O documento Levante-se, vamos à luta!, de julho de 2000, define os principais inimigos que o MST precisa enfrentar e derrotar. São eles: o modelo econômico imposto ao país, os latifundiários e grandes proprietários de terra, o complexo agroindustrial multinacional, o governo Fernando Henrique Cardoso e o modelo tecnológico.

“Nessa luta temos inimigos poderosos que estão tentando nos derrotar e nos destruir há muito tempo. Entre nós e eles há uma verdadeira luta de classes permanente. Eles têm o projeto deles para a agricultura e para o país. E nós temos o nosso. Então, agora, é projeto contra projeto”, diz um trecho do documento.

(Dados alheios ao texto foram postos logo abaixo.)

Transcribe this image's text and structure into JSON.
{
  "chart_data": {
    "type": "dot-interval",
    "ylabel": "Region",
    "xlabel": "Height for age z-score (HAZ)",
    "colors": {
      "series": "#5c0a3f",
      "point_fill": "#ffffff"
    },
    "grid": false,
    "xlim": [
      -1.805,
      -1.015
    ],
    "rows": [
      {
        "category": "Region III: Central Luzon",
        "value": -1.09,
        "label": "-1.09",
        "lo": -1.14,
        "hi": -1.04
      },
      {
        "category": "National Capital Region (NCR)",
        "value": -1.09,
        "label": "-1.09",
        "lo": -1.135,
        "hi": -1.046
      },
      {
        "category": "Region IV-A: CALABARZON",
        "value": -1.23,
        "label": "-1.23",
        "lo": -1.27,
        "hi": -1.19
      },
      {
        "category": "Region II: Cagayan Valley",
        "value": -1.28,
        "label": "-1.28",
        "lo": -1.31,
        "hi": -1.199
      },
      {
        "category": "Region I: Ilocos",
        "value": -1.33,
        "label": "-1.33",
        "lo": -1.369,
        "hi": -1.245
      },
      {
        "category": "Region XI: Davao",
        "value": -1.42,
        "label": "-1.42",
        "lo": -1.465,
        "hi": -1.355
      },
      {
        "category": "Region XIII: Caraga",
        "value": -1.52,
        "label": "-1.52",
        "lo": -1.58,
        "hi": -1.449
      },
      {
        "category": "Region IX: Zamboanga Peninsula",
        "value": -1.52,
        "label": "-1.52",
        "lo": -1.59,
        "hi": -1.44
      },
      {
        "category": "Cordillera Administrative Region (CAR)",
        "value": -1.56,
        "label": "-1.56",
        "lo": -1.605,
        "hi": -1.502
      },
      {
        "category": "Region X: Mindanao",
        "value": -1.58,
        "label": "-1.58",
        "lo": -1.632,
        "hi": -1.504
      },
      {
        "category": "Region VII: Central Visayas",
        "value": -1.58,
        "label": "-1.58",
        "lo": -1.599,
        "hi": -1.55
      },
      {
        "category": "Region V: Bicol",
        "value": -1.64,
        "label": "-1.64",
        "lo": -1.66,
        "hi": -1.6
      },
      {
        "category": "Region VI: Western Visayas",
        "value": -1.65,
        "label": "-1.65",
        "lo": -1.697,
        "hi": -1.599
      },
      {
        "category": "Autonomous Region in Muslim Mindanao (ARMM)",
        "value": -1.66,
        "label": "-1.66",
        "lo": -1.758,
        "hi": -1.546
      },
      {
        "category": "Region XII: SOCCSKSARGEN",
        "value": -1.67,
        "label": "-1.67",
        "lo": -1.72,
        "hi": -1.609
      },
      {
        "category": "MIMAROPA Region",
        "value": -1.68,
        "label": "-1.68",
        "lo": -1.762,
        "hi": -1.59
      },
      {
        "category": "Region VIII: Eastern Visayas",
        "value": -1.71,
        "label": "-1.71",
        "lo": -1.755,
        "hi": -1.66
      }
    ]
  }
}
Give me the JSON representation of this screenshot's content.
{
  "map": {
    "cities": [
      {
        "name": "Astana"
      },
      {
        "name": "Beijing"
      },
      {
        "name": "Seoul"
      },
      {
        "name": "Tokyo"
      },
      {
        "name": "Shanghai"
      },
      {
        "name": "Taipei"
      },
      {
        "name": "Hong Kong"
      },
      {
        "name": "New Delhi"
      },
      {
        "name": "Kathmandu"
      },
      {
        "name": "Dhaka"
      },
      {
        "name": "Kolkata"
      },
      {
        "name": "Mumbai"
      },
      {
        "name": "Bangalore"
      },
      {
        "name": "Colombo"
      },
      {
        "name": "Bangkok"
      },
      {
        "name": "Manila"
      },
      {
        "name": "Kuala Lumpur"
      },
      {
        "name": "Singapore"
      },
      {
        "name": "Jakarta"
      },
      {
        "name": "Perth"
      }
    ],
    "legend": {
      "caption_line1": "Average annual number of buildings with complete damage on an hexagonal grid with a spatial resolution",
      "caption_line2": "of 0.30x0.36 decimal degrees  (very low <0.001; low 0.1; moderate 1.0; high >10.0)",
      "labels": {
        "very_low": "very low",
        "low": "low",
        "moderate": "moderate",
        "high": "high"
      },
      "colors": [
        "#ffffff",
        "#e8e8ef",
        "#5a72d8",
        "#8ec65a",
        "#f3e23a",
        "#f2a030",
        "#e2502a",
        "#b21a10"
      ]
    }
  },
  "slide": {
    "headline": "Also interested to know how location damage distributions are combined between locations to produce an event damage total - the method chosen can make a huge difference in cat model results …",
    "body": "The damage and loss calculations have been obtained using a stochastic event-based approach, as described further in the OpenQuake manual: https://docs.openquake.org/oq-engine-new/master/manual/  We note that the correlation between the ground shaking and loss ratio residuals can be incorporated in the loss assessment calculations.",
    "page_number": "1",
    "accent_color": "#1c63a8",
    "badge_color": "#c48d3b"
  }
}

O Movimento Camponês no Brasil e a Luta pela Reforma Agrária, de janeiro de 1999, apresenta quatro textos para debate: um do sociólogo José de Souza Martins, outro do economista e integrante da direção nacional João Pedro Stédile, outro sobre os “Desafios Gerais do Movimento Camponês Latino-americano”, e mais um do ex-dirigente e agora apenas militante do MST baiano Ademar Bogo, escritor, poeta e autor da letra do Hino do MST.

O artigo de Bogo é o que mais avança em relação às propostas para o futuro. Chama-se Lições históricas das lutas e dos movimentos pela reforma agrária. Ele defende o seguinte: “organizar trabalhadores excluídos apenas para ocupar a terra para trabalhar é uma relação já superada que não se sustentará”. Bogo “comprova” a superação dessa fase da luta com duas razões.

Primeira: “a facilidade de ocupar latifúndios, tendo em vista a queda do preço da terra (...) Hoje qualquer liderança um pouco esclarecida consegue liderar ocupações por todo o país”. Segunda: “A disputa fundamental hoje não se dá entre os sem-terra e os fazendeiros, mas sim entre os sem-terra e o Estado, pois na década de 90 inauguramos uma nova fase na luta de classes, que se caracteriza pela disputa de projetos políticos”. (O Estado de S. Paulo, 7 de abril de 2002).



Sr. Presidente, há cinco anos, li um comentário sobre a situação do Oriente Médio a partir do que era ensinado nas escolas palestinas. As negociações entre os líderes árabes e israelenses poderiam caminhar, mas o futuro apontava para o confronto, uma vez que o ensino era baseado no ódio e na guerra. Se atitudes eficientes e eficazes não forem tomadas contra o MST, a paz de nossa terra adorada estará comprometida.

Delenda Reforma Agrária! É preciso acabar com essa Reforma Agrária e implantar urgentemente uma política agrícola em nosso País.